Dutch Roman Catholic auxiliary bishop (born 1930)

Johannes Antonius de Kok, O.F.M. (born 28 August 1930) is a Dutch Roman Catholic prelate, who served as Auxiliary Bishop of the Roman Catholic Archdiocese of Utrecht from 1982 until his retirement in 2005. A member of the Order of Friars Minor (Franciscans), he combined pastoral ministry with service in diocesan governance for more than two decades.

==Early life and religious formation==
De Kok was born on 28 August 1930 in The Hague, Netherlands. He entered the Order of Friars Minor at a young age and received his formation within the Franciscan tradition, which emphasizes community life, pastoral care, and simplicity.
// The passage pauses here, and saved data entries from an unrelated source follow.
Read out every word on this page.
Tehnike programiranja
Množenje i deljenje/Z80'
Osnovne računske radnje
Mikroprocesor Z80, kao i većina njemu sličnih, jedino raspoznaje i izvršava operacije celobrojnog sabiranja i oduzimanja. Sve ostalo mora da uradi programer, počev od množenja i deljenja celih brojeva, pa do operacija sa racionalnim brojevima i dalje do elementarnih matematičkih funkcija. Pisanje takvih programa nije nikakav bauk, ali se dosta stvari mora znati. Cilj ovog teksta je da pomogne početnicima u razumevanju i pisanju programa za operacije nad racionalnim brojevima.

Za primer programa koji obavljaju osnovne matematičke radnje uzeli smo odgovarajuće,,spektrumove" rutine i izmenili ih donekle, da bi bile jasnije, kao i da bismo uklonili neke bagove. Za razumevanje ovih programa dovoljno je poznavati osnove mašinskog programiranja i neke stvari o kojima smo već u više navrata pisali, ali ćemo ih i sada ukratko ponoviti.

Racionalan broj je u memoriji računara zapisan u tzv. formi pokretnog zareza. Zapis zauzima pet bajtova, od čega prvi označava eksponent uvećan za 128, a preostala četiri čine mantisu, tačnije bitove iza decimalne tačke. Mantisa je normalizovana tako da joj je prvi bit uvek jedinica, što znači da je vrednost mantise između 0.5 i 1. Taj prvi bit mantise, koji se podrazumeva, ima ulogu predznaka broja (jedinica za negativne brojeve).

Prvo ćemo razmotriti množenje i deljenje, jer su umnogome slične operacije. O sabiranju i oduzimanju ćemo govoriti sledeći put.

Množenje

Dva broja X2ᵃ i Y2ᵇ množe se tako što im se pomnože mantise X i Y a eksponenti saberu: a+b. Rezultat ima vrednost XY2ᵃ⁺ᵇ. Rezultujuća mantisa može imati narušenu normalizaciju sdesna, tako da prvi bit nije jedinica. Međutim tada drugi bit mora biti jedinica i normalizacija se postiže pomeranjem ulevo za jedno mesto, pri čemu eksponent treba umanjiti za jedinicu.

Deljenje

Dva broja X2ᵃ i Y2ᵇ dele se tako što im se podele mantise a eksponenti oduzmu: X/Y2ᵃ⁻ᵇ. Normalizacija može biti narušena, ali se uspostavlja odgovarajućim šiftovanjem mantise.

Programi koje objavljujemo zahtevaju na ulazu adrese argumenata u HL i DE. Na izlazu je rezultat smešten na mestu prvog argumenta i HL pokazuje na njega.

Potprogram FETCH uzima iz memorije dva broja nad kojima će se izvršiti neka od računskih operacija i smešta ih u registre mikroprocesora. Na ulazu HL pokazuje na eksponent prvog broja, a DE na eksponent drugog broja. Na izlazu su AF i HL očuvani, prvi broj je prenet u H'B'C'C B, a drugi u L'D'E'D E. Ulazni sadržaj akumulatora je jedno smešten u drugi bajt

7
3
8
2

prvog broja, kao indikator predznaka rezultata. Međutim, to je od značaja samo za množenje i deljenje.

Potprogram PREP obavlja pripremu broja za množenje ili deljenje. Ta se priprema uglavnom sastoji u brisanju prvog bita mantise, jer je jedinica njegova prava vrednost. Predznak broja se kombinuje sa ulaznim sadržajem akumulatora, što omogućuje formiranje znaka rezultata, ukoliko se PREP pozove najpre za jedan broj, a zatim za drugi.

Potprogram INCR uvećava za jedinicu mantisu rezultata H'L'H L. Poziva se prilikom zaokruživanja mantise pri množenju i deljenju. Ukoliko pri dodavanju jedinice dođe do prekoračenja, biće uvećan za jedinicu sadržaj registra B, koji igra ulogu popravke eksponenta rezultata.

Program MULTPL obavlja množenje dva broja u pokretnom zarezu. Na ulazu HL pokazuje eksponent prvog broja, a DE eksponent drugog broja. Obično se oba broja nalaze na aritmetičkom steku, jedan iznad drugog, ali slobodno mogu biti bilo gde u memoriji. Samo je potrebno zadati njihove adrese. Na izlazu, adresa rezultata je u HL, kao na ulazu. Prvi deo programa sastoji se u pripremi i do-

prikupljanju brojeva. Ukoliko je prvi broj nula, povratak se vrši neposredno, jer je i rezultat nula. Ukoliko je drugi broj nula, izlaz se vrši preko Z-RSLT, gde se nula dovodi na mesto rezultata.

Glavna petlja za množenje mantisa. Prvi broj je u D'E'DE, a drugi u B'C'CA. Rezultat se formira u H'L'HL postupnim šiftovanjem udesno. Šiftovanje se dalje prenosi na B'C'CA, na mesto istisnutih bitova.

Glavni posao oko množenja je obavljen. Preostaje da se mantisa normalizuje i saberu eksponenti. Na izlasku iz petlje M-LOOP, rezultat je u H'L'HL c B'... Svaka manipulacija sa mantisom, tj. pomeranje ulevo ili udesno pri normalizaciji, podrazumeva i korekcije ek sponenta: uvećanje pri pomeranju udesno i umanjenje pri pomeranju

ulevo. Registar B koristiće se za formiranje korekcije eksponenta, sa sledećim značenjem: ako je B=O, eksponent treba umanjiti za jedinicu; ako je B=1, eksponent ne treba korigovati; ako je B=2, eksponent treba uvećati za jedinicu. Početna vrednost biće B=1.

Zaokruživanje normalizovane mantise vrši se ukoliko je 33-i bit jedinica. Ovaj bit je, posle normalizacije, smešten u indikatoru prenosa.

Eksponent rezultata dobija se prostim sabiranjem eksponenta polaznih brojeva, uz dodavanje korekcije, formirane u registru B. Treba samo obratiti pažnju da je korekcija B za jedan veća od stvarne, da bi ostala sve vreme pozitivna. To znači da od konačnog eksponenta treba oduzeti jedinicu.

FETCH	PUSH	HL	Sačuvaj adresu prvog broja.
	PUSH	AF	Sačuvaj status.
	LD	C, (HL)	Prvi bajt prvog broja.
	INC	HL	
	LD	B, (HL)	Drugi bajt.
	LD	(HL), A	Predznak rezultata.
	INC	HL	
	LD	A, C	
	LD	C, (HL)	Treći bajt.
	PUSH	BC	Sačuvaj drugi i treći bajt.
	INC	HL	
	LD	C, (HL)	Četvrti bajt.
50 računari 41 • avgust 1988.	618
He was ordained a priest on 11 March 1956. Graduated in history at the Nijmegen Catholic University.

In the years following his ordination, he exercised pastoral ministry within the Franciscan province in the Netherlands and became involved in diocesan work.

==Episcopal ministry==
On 15 January 1982, de Kok was appointed Auxiliary Bishop of Utrecht and Titular Bishop of Trevico by Pope John Paul II. He received episcopal consecration on 6 March 1982 from Johannes Cardinal Willebrands, then Archbishop of Utrecht.

As auxiliary bishop, de Kok assisted the archbishop in pastoral oversight of parishes, clergy support, confirmations, and diocesan administration. His episcopal motto, Communicantes in fidelitate ("Sharing in fidelity"), reflected both his Franciscan spirituality and his emphasis on communion within the Church.

During his more than twenty years in office, he contributed to the pastoral life of the archdiocese during a period of significant social and ecclesial change in the Netherlands. He worked closely with clergy, religious communities, and lay faithful throughout the region.

==Retirement==
Upon reaching the canonical retirement age, de Kok submitted his resignation, which was accepted on 27 August 2005. He thereafter held the title of Auxiliary Bishop Emeritus of Utrecht.

In 2022, the 40th anniversary of his episcopal ordination was marked within the Dutch Franciscan community.